What Makes A Beer Expert?

Were you aware that a certified beer expert is known as a Cicerone? We explain how a person becomes one, and how this level of expertise impacts the hospitality and beverage industries.

The national Cicerone Certification Program, created by the Craft Beer Institute in Chicago, has established three levels of beer expertise for professionals in the hospitality and beverage industries.

The first level is certified beer server—or someone who knows about proper beer storage and service and, to some degree, about beer styles and culture, tasting and flavor and the brewing process. Certification requires 75 percent or higher on a 60-question online exam.

The next level is certified Cicerone, defined (and trademarked) by the institute as someone who is capable of being a guide to beer culture. Like a sommelier in the wine world, a certified Cicerone has an in-depth knowledge of beer, including storage, service and history as well as the ability to determine a beer’s style and quality by taste. Certification requires a written exam and tasting test. “They give you samples of beer, and you have to pick out the style and tell them if it is ready to serve, or if something is wrong with it, what happened,” says Dana Russo, a certified Cicerone who works the taps at Cloverleaf Tavern in Caldwell.

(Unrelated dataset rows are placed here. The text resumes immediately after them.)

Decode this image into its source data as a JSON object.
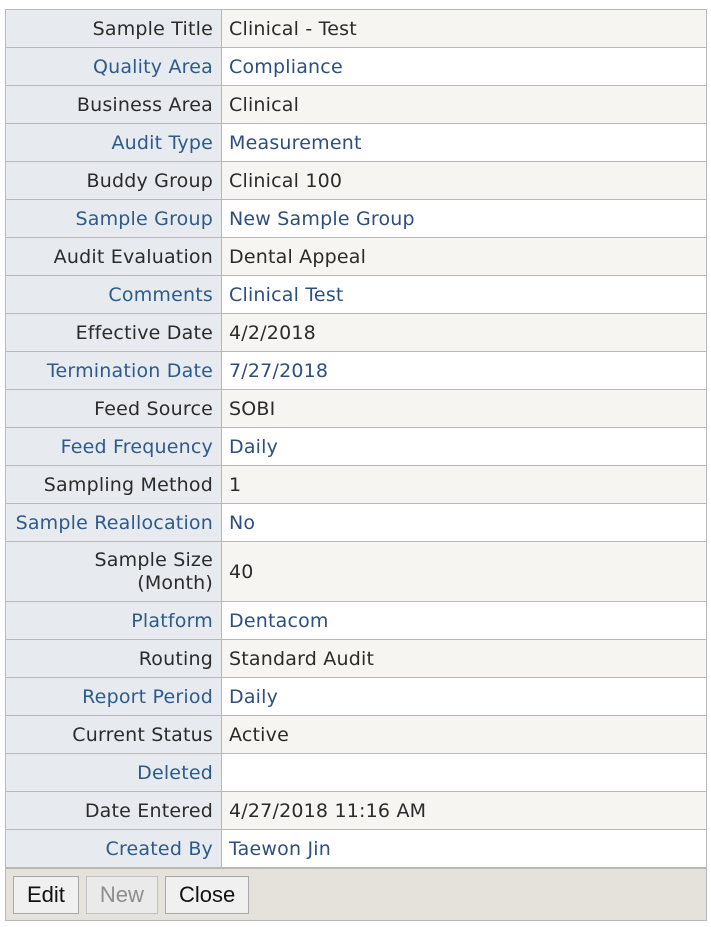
{
  "fields": [
    {
      "label": "Sample Title",
      "value": "Clinical - Test"
    },
    {
      "label": "Quality Area",
      "value": "Compliance"
    },
    {
      "label": "Business Area",
      "value": "Clinical"
    },
    {
      "label": "Audit Type",
      "value": "Measurement"
    },
    {
      "label": "Buddy Group",
      "value": "Clinical 100"
    },
    {
      "label": "Sample Group",
      "value": "New Sample Group"
    },
    {
      "label": "Audit Evaluation",
      "value": "Dental Appeal"
    },
    {
      "label": "Comments",
      "value": "Clinical Test"
    },
    {
      "label": "Effective Date",
      "value": "4/2/2018"
    },
    {
      "label": "Termination Date",
      "value": "7/27/2018"
    },
    {
      "label": "Feed Source",
      "value": "SOBI"
    },
    {
      "label": "Feed Frequency",
      "value": "Daily"
    },
    {
      "label": "Sampling Method",
      "value": "1"
    },
    {
      "label": "Sample Reallocation",
      "value": "No"
    },
    {
      "label": "Sample Size",
      "label_line2": "(Month)",
      "value": "40"
    },
    {
      "label": "Platform",
      "value": "Dentacom"
    },
    {
      "label": "Routing",
      "value": "Standard Audit"
    },
    {
      "label": "Report Period",
      "value": "Daily"
    },
    {
      "label": "Current Status",
      "value": "Active"
    },
    {
      "label": "Deleted",
      "value": ""
    },
    {
      "label": "Date Entered",
      "value": "4/27/2018 11:16 AM"
    },
    {
      "label": "Created By",
      "value": "Taewon Jin"
    }
  ],
  "buttons": {
    "edit": "Edit",
    "new": "New",
    "close": "Close"
  }
}
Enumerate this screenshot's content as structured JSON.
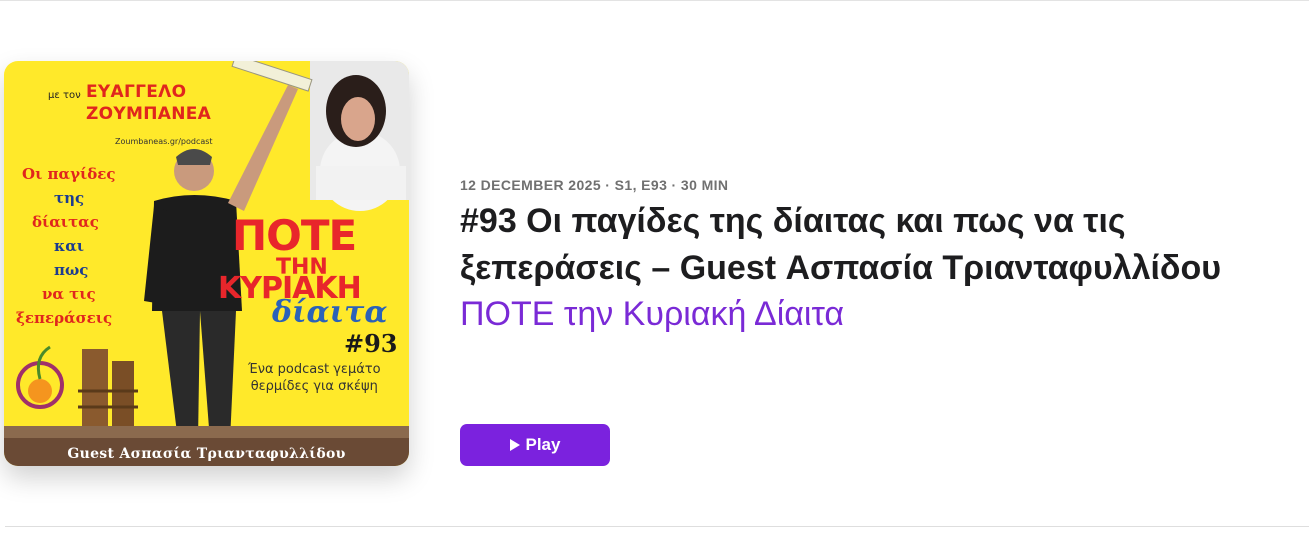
{
  "episode": {
    "meta": "12 DECEMBER 2025 · S1, E93 · 30 MIN",
    "title": "#93 Οι παγίδες της δίαιτας και πως να τις ξεπεράσεις – Guest Ασπασία Τριανταφυλλίδου",
    "show_name": "ΠΟΤΕ την Κυριακή Δίαιτα",
    "play_label": "Play",
    "accent_color": "#7b22de"
  },
  "artwork": {
    "host_prefix": "με τον",
    "host_name_line1": "ΕΥΑΓΓΕΛΟ",
    "host_name_line2": "ΖΟΥΜΠΑΝΕΑ",
    "host_site": "Zoumbaneas.gr/podcast",
    "topic_lines": [
      "Οι παγίδες",
      "της",
      "δίαιτας",
      "και",
      "πως",
      "να τις",
      "ξεπεράσεις"
    ],
    "logo_line1": "ΠΟΤΕ",
    "logo_line2": "ΤΗΝ",
    "logo_line3": "ΚΥΡΙΑΚΗ",
    "logo_line4": "δίαιτα",
    "episode_number": "#93",
    "tagline_line1": "Ένα podcast γεμάτο",
    "tagline_line2": "θερμίδες για σκέψη",
    "guest_label": "Guest Ασπασία Τριανταφυλλίδου",
    "background_color": "#ffe92a"
  }
}
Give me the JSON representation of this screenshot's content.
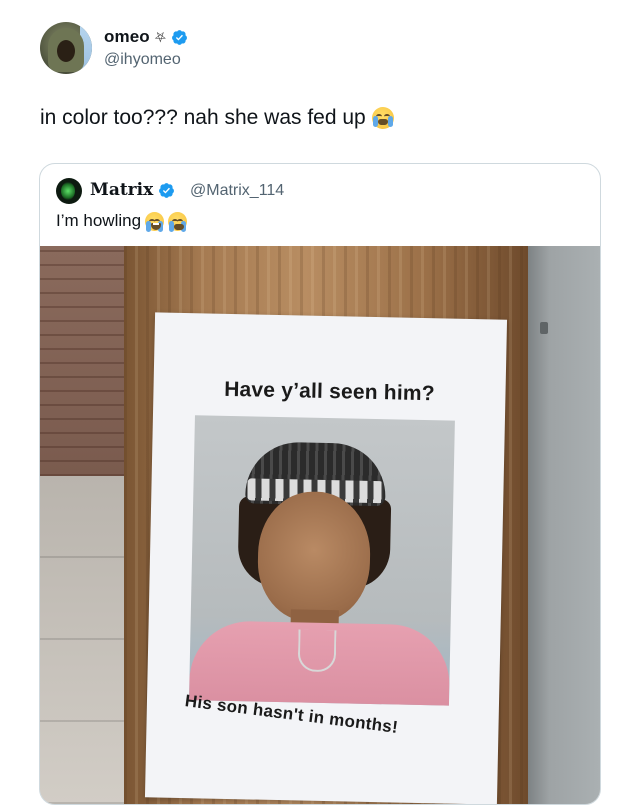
{
  "tweet": {
    "author_name": "omeo",
    "author_symbol": "⛧",
    "author_handle": "@ihyomeo",
    "text": "in color too??? nah she was fed up",
    "text_emoji": "loudly-crying-face"
  },
  "quote": {
    "author_name": "Matrix",
    "author_handle": "@Matrix_114",
    "text": "I’m howling",
    "text_emojis": [
      "face-with-tears-of-joy",
      "loudly-crying-face"
    ]
  },
  "flyer": {
    "title": "Have y’all seen him?",
    "caption": "His son hasn't in months!"
  },
  "colors": {
    "verified_blue": "#1d9bf0",
    "handle_gray": "#536471",
    "border": "#cfd9de"
  }
}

The highest level of certification is Master Cicerone. Only a handful of people in the United States have achieved this level, which requires an “encyclopedic knowledge” of beer and a “highly refined” palate, according to the program’s website. Certification requires several years of experience and preparation for the two-day exam. “You really have to brew beer yourself to be able to pass,” says Russo. But learning more about beer, she says, is well worth it.